The message of “It’s My Way!, about the road to self-identity and the conviction to be oneself, still resonates with the activist, educator, visual artist, and winner of countless awards (Oscar, Juno, and Golden Globe, among them).
Perhaps you know Sainte-Marie from her 1960s protest anthems (“Universal Soldier”), open-hearted love songs (“Until It’s Time for You to Go”), incendiary powwow rock (“Starwalker”), or the juggernaut pop hit “Up Where We Belong,” which Sainte-Marie co-wrote and Joe Cocker and Jennifer Warnes sang for the soundtrack to An Officer and a Gentleman.
One of her earliest classics, “Cod’ine,” a harrowing account of addiction well ahead of its time, was covered by everyone from Janis Joplin to Donovan to Courtney Love.
Or maybe you remember Sainte-Marie from her five years on the television show “Sesame Street” beginning in the mid-’70s.
Whatever the case, every song and every era has revealed new and distinctive shades of an artist revered for her pioneering and chameleon ways.

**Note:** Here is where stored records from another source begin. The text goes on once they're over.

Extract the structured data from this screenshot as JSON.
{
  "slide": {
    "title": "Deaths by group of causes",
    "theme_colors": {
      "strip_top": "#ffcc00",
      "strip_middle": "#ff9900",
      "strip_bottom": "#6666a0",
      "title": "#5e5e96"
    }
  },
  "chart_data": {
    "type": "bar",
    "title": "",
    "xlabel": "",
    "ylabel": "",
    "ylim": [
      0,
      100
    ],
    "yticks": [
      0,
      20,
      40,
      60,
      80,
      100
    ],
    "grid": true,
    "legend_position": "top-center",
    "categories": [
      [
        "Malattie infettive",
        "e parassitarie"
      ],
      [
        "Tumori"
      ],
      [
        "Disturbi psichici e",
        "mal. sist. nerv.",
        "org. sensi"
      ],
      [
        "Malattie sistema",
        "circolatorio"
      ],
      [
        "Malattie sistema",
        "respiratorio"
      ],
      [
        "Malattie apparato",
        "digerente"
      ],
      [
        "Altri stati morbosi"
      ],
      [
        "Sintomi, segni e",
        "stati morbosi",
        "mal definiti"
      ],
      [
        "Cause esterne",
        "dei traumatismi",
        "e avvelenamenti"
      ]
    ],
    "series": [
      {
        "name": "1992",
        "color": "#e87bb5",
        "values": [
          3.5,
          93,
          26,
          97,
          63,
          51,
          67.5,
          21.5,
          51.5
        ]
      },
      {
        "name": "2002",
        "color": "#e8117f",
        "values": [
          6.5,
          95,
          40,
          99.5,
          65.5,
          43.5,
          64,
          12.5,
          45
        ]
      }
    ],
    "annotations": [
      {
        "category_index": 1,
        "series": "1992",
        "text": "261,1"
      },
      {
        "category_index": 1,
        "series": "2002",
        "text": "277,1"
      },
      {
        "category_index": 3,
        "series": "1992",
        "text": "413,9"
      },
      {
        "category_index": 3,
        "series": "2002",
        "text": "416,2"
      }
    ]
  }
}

There was no mold from which Buffy Sainte-Marie emerged; she created her own, ripened from experiences in both her head and her heart. She is an icon who keeps one foot firmly planted on both sides of the North American border, in the unsurrendered territories that comprise Canada and the USA.
“To me, a good song stays relevant even though other good ones come along,” she says. “I feel like all my songs are coming from the 3-year-old I’ll always be, and the ones I keep loving are fresh to me every time I perform them.”

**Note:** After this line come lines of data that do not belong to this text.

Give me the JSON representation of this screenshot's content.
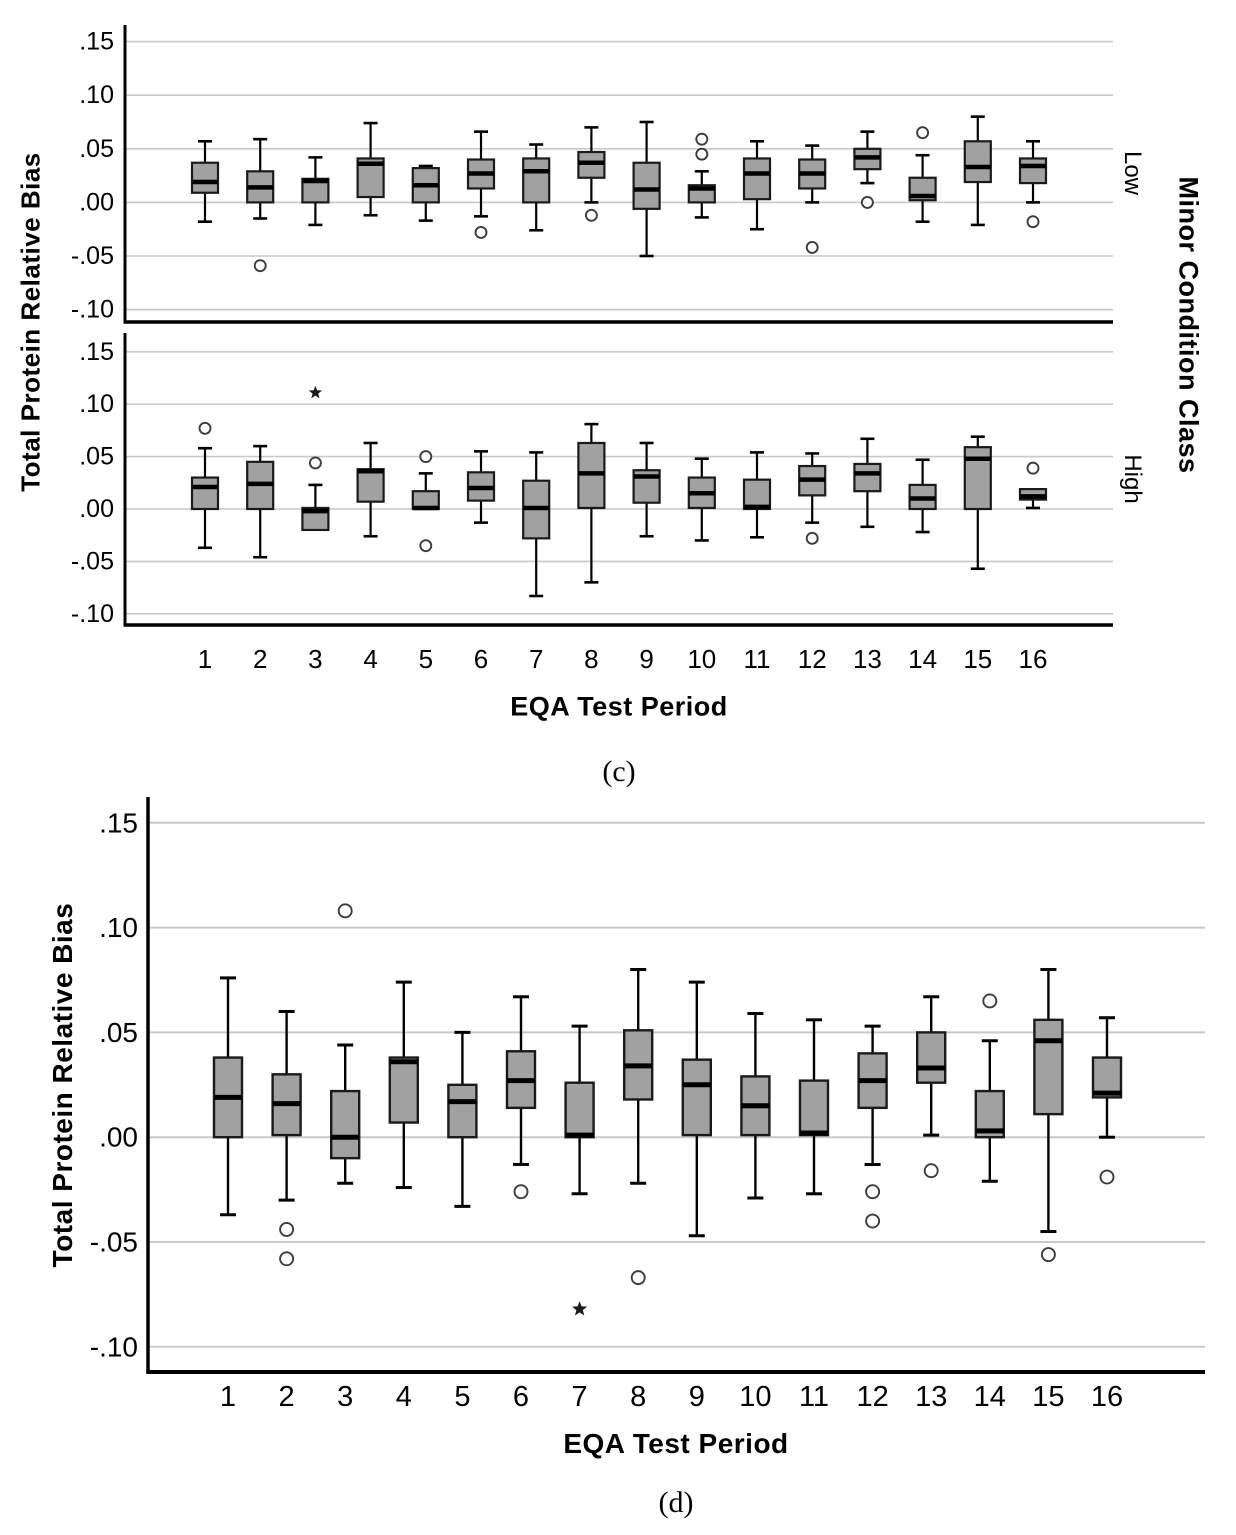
{
  "chart_data": [
    {
      "id": "figure-c",
      "type": "boxplot",
      "caption": "(c)",
      "xlabel": "EQA Test Period",
      "ylabel": "Total Protein Relative Bias",
      "panel_axis_title": "Minor Condition Class",
      "categories": [
        "1",
        "2",
        "3",
        "4",
        "5",
        "6",
        "7",
        "8",
        "9",
        "10",
        "11",
        "12",
        "13",
        "14",
        "15",
        "16"
      ],
      "yticks": {
        "labels": [
          ".15",
          ".10",
          ".05",
          ".00",
          "-.05",
          "-.10"
        ],
        "values": [
          0.15,
          0.1,
          0.05,
          0.0,
          -0.05,
          -0.1
        ]
      },
      "ylim": [
        -0.112,
        0.166
      ],
      "grid": true,
      "legend": null,
      "style": {
        "box_fill": "#a1a1a1",
        "box_stroke": "#1a1a1a",
        "grid_color": "#c9c9c9",
        "outlier_stroke": "#3c3c3c",
        "extreme_color": "#1a1a1a",
        "axis_color": "#000000"
      },
      "panels": [
        {
          "label": "Low",
          "boxes": [
            {
              "whislo": -0.018,
              "q1": 0.009,
              "med": 0.019,
              "q3": 0.037,
              "whishi": 0.057,
              "outliers": [],
              "extremes": []
            },
            {
              "whislo": -0.015,
              "q1": 0.0,
              "med": 0.014,
              "q3": 0.029,
              "whishi": 0.059,
              "outliers": [
                -0.059
              ],
              "extremes": []
            },
            {
              "whislo": -0.021,
              "q1": 0.0,
              "med": 0.02,
              "q3": 0.022,
              "whishi": 0.042,
              "outliers": [],
              "extremes": []
            },
            {
              "whislo": -0.012,
              "q1": 0.005,
              "med": 0.036,
              "q3": 0.041,
              "whishi": 0.074,
              "outliers": [],
              "extremes": []
            },
            {
              "whislo": -0.017,
              "q1": 0.0,
              "med": 0.016,
              "q3": 0.032,
              "whishi": 0.034,
              "outliers": [],
              "extremes": []
            },
            {
              "whislo": -0.013,
              "q1": 0.013,
              "med": 0.027,
              "q3": 0.04,
              "whishi": 0.066,
              "outliers": [
                -0.028
              ],
              "extremes": []
            },
            {
              "whislo": -0.026,
              "q1": 0.0,
              "med": 0.029,
              "q3": 0.041,
              "whishi": 0.054,
              "outliers": [],
              "extremes": []
            },
            {
              "whislo": 0.0,
              "q1": 0.023,
              "med": 0.037,
              "q3": 0.047,
              "whishi": 0.07,
              "outliers": [
                -0.012
              ],
              "extremes": []
            },
            {
              "whislo": -0.05,
              "q1": -0.006,
              "med": 0.012,
              "q3": 0.037,
              "whishi": 0.075,
              "outliers": [],
              "extremes": []
            },
            {
              "whislo": -0.014,
              "q1": 0.0,
              "med": 0.013,
              "q3": 0.016,
              "whishi": 0.029,
              "outliers": [
                0.045,
                0.059
              ],
              "extremes": []
            },
            {
              "whislo": -0.025,
              "q1": 0.003,
              "med": 0.027,
              "q3": 0.041,
              "whishi": 0.057,
              "outliers": [],
              "extremes": []
            },
            {
              "whislo": 0.0,
              "q1": 0.013,
              "med": 0.027,
              "q3": 0.04,
              "whishi": 0.053,
              "outliers": [
                -0.042
              ],
              "extremes": []
            },
            {
              "whislo": 0.018,
              "q1": 0.031,
              "med": 0.042,
              "q3": 0.05,
              "whishi": 0.066,
              "outliers": [
                0.0
              ],
              "extremes": []
            },
            {
              "whislo": -0.018,
              "q1": 0.002,
              "med": 0.006,
              "q3": 0.023,
              "whishi": 0.044,
              "outliers": [
                0.065
              ],
              "extremes": []
            },
            {
              "whislo": -0.021,
              "q1": 0.019,
              "med": 0.033,
              "q3": 0.057,
              "whishi": 0.08,
              "outliers": [],
              "extremes": []
            },
            {
              "whislo": 0.0,
              "q1": 0.018,
              "med": 0.034,
              "q3": 0.041,
              "whishi": 0.057,
              "outliers": [
                -0.018
              ],
              "extremes": []
            }
          ]
        },
        {
          "label": "High",
          "boxes": [
            {
              "whislo": -0.037,
              "q1": 0.0,
              "med": 0.021,
              "q3": 0.03,
              "whishi": 0.058,
              "outliers": [
                0.077
              ],
              "extremes": []
            },
            {
              "whislo": -0.046,
              "q1": 0.0,
              "med": 0.024,
              "q3": 0.045,
              "whishi": 0.06,
              "outliers": [],
              "extremes": []
            },
            {
              "whislo": -0.02,
              "q1": -0.02,
              "med": -0.002,
              "q3": 0.001,
              "whishi": 0.023,
              "outliers": [
                0.044
              ],
              "extremes": [
                0.111
              ]
            },
            {
              "whislo": -0.026,
              "q1": 0.007,
              "med": 0.036,
              "q3": 0.038,
              "whishi": 0.063,
              "outliers": [],
              "extremes": []
            },
            {
              "whislo": 0.0,
              "q1": 0.0,
              "med": 0.001,
              "q3": 0.017,
              "whishi": 0.034,
              "outliers": [
                0.05,
                -0.035
              ],
              "extremes": []
            },
            {
              "whislo": -0.013,
              "q1": 0.008,
              "med": 0.02,
              "q3": 0.035,
              "whishi": 0.055,
              "outliers": [],
              "extremes": []
            },
            {
              "whislo": -0.083,
              "q1": -0.028,
              "med": 0.001,
              "q3": 0.027,
              "whishi": 0.054,
              "outliers": [],
              "extremes": []
            },
            {
              "whislo": -0.07,
              "q1": 0.001,
              "med": 0.034,
              "q3": 0.063,
              "whishi": 0.081,
              "outliers": [],
              "extremes": []
            },
            {
              "whislo": -0.026,
              "q1": 0.006,
              "med": 0.031,
              "q3": 0.037,
              "whishi": 0.063,
              "outliers": [],
              "extremes": []
            },
            {
              "whislo": -0.03,
              "q1": 0.001,
              "med": 0.015,
              "q3": 0.03,
              "whishi": 0.048,
              "outliers": [],
              "extremes": []
            },
            {
              "whislo": -0.027,
              "q1": 0.0,
              "med": 0.002,
              "q3": 0.028,
              "whishi": 0.054,
              "outliers": [],
              "extremes": []
            },
            {
              "whislo": -0.013,
              "q1": 0.013,
              "med": 0.028,
              "q3": 0.041,
              "whishi": 0.053,
              "outliers": [
                -0.028
              ],
              "extremes": []
            },
            {
              "whislo": -0.017,
              "q1": 0.017,
              "med": 0.034,
              "q3": 0.043,
              "whishi": 0.067,
              "outliers": [],
              "extremes": []
            },
            {
              "whislo": -0.022,
              "q1": 0.0,
              "med": 0.01,
              "q3": 0.023,
              "whishi": 0.047,
              "outliers": [],
              "extremes": []
            },
            {
              "whislo": -0.057,
              "q1": 0.0,
              "med": 0.048,
              "q3": 0.059,
              "whishi": 0.069,
              "outliers": [],
              "extremes": []
            },
            {
              "whislo": 0.001,
              "q1": 0.009,
              "med": 0.012,
              "q3": 0.019,
              "whishi": 0.019,
              "outliers": [
                0.039
              ],
              "extremes": []
            }
          ]
        }
      ]
    },
    {
      "id": "figure-d",
      "type": "boxplot",
      "caption": "(d)",
      "xlabel": "EQA Test Period",
      "ylabel": "Total Protein Relative Bias",
      "panel_axis_title": "",
      "categories": [
        "1",
        "2",
        "3",
        "4",
        "5",
        "6",
        "7",
        "8",
        "9",
        "10",
        "11",
        "12",
        "13",
        "14",
        "15",
        "16"
      ],
      "yticks": {
        "labels": [
          ".15",
          ".10",
          ".05",
          ".00",
          "-.05",
          "-.10"
        ],
        "values": [
          0.15,
          0.1,
          0.05,
          0.0,
          -0.05,
          -0.1
        ]
      },
      "ylim": [
        -0.112,
        0.162
      ],
      "grid": true,
      "legend": null,
      "style": {
        "box_fill": "#a1a1a1",
        "box_stroke": "#1a1a1a",
        "grid_color": "#c9c9c9",
        "outlier_stroke": "#3c3c3c",
        "extreme_color": "#1a1a1a",
        "axis_color": "#000000"
      },
      "panels": [
        {
          "label": "",
          "boxes": [
            {
              "whislo": -0.037,
              "q1": 0.0,
              "med": 0.019,
              "q3": 0.038,
              "whishi": 0.076,
              "outliers": [],
              "extremes": []
            },
            {
              "whislo": -0.03,
              "q1": 0.001,
              "med": 0.016,
              "q3": 0.03,
              "whishi": 0.06,
              "outliers": [
                -0.044,
                -0.058
              ],
              "extremes": []
            },
            {
              "whislo": -0.022,
              "q1": -0.01,
              "med": 0.0,
              "q3": 0.022,
              "whishi": 0.044,
              "outliers": [
                0.108
              ],
              "extremes": []
            },
            {
              "whislo": -0.024,
              "q1": 0.007,
              "med": 0.036,
              "q3": 0.038,
              "whishi": 0.074,
              "outliers": [],
              "extremes": []
            },
            {
              "whislo": -0.033,
              "q1": 0.0,
              "med": 0.017,
              "q3": 0.025,
              "whishi": 0.05,
              "outliers": [],
              "extremes": []
            },
            {
              "whislo": -0.013,
              "q1": 0.014,
              "med": 0.027,
              "q3": 0.041,
              "whishi": 0.067,
              "outliers": [
                -0.026
              ],
              "extremes": []
            },
            {
              "whislo": -0.027,
              "q1": 0.0,
              "med": 0.001,
              "q3": 0.026,
              "whishi": 0.053,
              "outliers": [],
              "extremes": [
                -0.082
              ]
            },
            {
              "whislo": -0.022,
              "q1": 0.018,
              "med": 0.034,
              "q3": 0.051,
              "whishi": 0.08,
              "outliers": [
                -0.067
              ],
              "extremes": []
            },
            {
              "whislo": -0.047,
              "q1": 0.001,
              "med": 0.025,
              "q3": 0.037,
              "whishi": 0.074,
              "outliers": [],
              "extremes": []
            },
            {
              "whislo": -0.029,
              "q1": 0.001,
              "med": 0.015,
              "q3": 0.029,
              "whishi": 0.059,
              "outliers": [],
              "extremes": []
            },
            {
              "whislo": -0.027,
              "q1": 0.001,
              "med": 0.002,
              "q3": 0.027,
              "whishi": 0.056,
              "outliers": [],
              "extremes": []
            },
            {
              "whislo": -0.013,
              "q1": 0.014,
              "med": 0.027,
              "q3": 0.04,
              "whishi": 0.053,
              "outliers": [
                -0.026,
                -0.04
              ],
              "extremes": []
            },
            {
              "whislo": 0.001,
              "q1": 0.026,
              "med": 0.033,
              "q3": 0.05,
              "whishi": 0.067,
              "outliers": [
                -0.016
              ],
              "extremes": []
            },
            {
              "whislo": -0.021,
              "q1": 0.0,
              "med": 0.003,
              "q3": 0.022,
              "whishi": 0.046,
              "outliers": [
                0.065
              ],
              "extremes": []
            },
            {
              "whislo": -0.045,
              "q1": 0.011,
              "med": 0.046,
              "q3": 0.056,
              "whishi": 0.08,
              "outliers": [
                -0.056
              ],
              "extremes": []
            },
            {
              "whislo": 0.0,
              "q1": 0.019,
              "med": 0.021,
              "q3": 0.038,
              "whishi": 0.057,
              "outliers": [
                -0.019
              ],
              "extremes": []
            }
          ]
        }
      ]
    }
  ]
}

“She pays a lot of attention to her lyrics,” Producer Chris Birkett says, “and when Buffy says something, she actually means something.”
That unwavering resilience has rippled across genres and generations, even as Sainte-Marie’s profile in the United States diminished significantly when she was blacklisted in the ’70s. Recognizing the power of her songwriting and activism, the Lyndon Johnson and Richard Nixon administrations considered her an “artist to be suppressed,” and Sainte-Marie all but disappeared from the US music industry.
“I love words, I love thinking, and I recognize and value the core of a universal idea simplified into a three-minute song,” she says. “What appealed to me in folk music were the songs that have lasted for generations, but I wasn’t trying to be one of those guys. I wanted to give people something original.”